Below are some ablation experiments showing that ReRoPE is quite robust regarding w. The optimal value is roughly between 1/4 and 1/2 of the training length:
| Test Length | 512 (Train) | 4096 (Repeat) | 4096 (Non-repeat) |
|---|---|---|---|
| ReRoPE-w64 | 49.41% | 69.39% | 45.19% |
| ReRoPE-w64-\log n^{\textcolor{red}{\dagger}} | 49.41% | 78.58% | 47.42% |
| ReRoPE-w64-\log n | 49.40% | 84.38% | 48.14% |
| ReRoPE-w128 | 49.41% | 76.11% | 47.82% |
| ReRoPE-w128-\log n^{\textcolor{red}{\dagger}} | 49.41% | 82.28% | 48.78% |
| ReRoPE-w128-\log n | 49.40% | 85.47% | 48.87% |
| ReRoPE-w256 | 49.41% | 77.90% | 48.48% |
| ReRoPE-w256-\log n^{\textcolor{red}{\dagger}} | 49.41% | 82.40% | 48.85% |
| ReRoPE-w256-\log n | 49.40% | 85.12% | 49.07% |
| ReRoPE-w384 | 49.41% | 70.72% | 48.15% |
| ReRoPE-w384-\log n^{\textcolor{red}{\dagger}} | 49.41% | 76.42% | 48.31% |
| ReRoPE-w384-\log n | 49.40% | 83.24% | 48.62% |
| ReRoPE-w512 | 49.41% | 7.09% | 8.25% |
| ReRoPE-w512-\log n^{\textcolor{red}{\dagger}} | 49.41% | 7.08% | 8.25% |
| ReRoPE-w512-\log n | 49.40% | 15.84% | 10.83% |
The following table compares ReRoPE and Leaky ReRoPE:
| Test Length | 512 (Train) | 4096 (Repeat) | 4096 (Non-repeat) |
|---|---|---|---|
| ReRoPE-w128-\log n | 49.40% | 85.47% | 48.87% |
| Leaky ReRoPE-w128-k64-\log n | 49.40% | 85.29% | 48.96% |
| Leaky ReRoPE-w128-k32-\log n | 49.40% | 85.31% | 49.03% |
| Leaky ReRoPE-w128-k16-\log n | 49.40% | 85.15% | 49.10% |
| Leaky ReRoPE-w128-k8-\log n | 49.40% | 80.00% | 48.11% |
| ReRoPE-w256-\log n | 49.40% | 85.12% | 49.07% |
| Leaky ReRoPE-w256-k64-\log n | 49.40% | 84.60% | 49.03% |
| Leaky ReRoPE-w256-k32-\log n | 49.40% | 84.30% | 48.97% |
| Leaky ReRoPE-w256-k16-\log n | 49.40% | 83.59% | 48.87% |
| Leaky ReRoPE-w256-k8-\log n | 49.40% | 69.80% | 45.72% |
As a generalization of ReRoPE, a fine-tuned Leaky ReRoPE has the potential to outperform ReRoPE, but the improvement is very slight. Furthermore, when k takes a finite value, the maximum length it can handle is also finite. Since we cannot know the total length to be generated in advance, we can only preset a sufficiently large k. However, once set to a finite value, when the input is long enough, the performance will drop significantly because the position encoding exceeds the training length. In contrast, ReRoPE does not have this risk. Overall, the value of fine-tuning Leaky ReRoPE compared to ReRoPE seems small.

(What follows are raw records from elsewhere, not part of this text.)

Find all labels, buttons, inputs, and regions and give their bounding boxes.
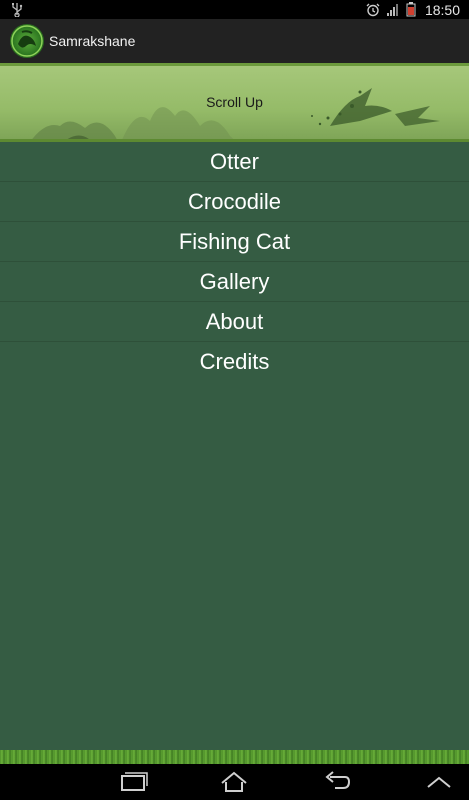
- scroll-up-label: Scroll Up: [206, 94, 263, 110]
- menu-item-otter[interactable]: Otter: [0, 142, 469, 182]
- menu-item-about[interactable]: About: [0, 302, 469, 342]
- alarm-icon: [366, 3, 380, 16]
- navigation-bar: [0, 764, 469, 800]
- usb-icon: [12, 3, 23, 17]
- menu-up-icon[interactable]: [424, 770, 454, 794]
- signal-icon: [386, 3, 398, 16]
- menu-item-fishing-cat[interactable]: Fishing Cat: [0, 222, 469, 262]
- menu-item-credits[interactable]: Credits: [0, 342, 469, 382]
- status-bar: 18:50: [0, 0, 469, 19]
- menu-list: Otter Crocodile Fishing Cat Gallery Abou…: [0, 142, 469, 750]
- scroll-up-banner[interactable]: Scroll Up: [0, 63, 469, 142]
- menu-item-gallery[interactable]: Gallery: [0, 262, 469, 302]
- grass-footer-strip: [0, 750, 469, 764]
- app-logo-icon[interactable]: [10, 24, 44, 58]
- home-icon[interactable]: [219, 770, 249, 794]
- action-bar: Samrakshane: [0, 19, 469, 63]
- menu-item-crocodile[interactable]: Crocodile: [0, 182, 469, 222]
- app-title: Samrakshane: [49, 33, 136, 49]
- status-time: 18:50: [424, 1, 460, 18]
- recent-apps-icon[interactable]: [118, 770, 148, 794]
- back-icon[interactable]: [321, 770, 351, 794]
- battery-icon: [406, 2, 416, 17]
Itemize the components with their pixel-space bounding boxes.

The above experimental results were all tested on a GAU model with 100 million parameters. Below are the test results based on Llama2-13b (the metric is loss, lower is better), representing performance on a real LLM:
| Test Length | 4096 (Train) | 8192 | 16384 |
|---|---|---|---|
| RoPE | 1.4967 | 8.8615 | - |
| NTK-RoPE | 1.6081 | 1.5417 | 1.5163 |
| ReRoPE | 1.4996 | 1.4267 | 1.4001 |
As can be seen, ReRoPE truly achieves almost no loss in training performance (RoPE-4096 represents the training effect) and satisfies the ideal characteristic of "longer context, lower loss" (more context should be more helpful for prediction). Additionally, I tested the chat performance on the Llama2-13b fine-tuned model open-sourced by OpenBuddy, and it felt quite good (I tested up to 20k tokens of Context).
Finally, I am sharing the code for implementing ReRoPE and Leaky
ReRoPE based on the Llama model in the transformers
library. Readers can load Llama series models for testing
themselves:
Github: https://github.com/bojone/rerope
Summary
In this article, I proposed ReRoPE (Rectified RoPE), which is also a
post-processing scheme for RoPE. Experimental results show that its
length extrapolation capability without fine-tuning not only
significantly exceeds the previous NTK-aware Scaled RoPE but even
surpasses the specially designed HFWA that requires training from
scratch. Furthermore, unlike NTK-aware Scaled RoPE, whose capability
drops sharply after exceeding a certain length, ReRoPE seems to perform
well at any length. In addition to comparative experiments, the article
provides a reference implementation based on
transformers-llama for interested readers to test.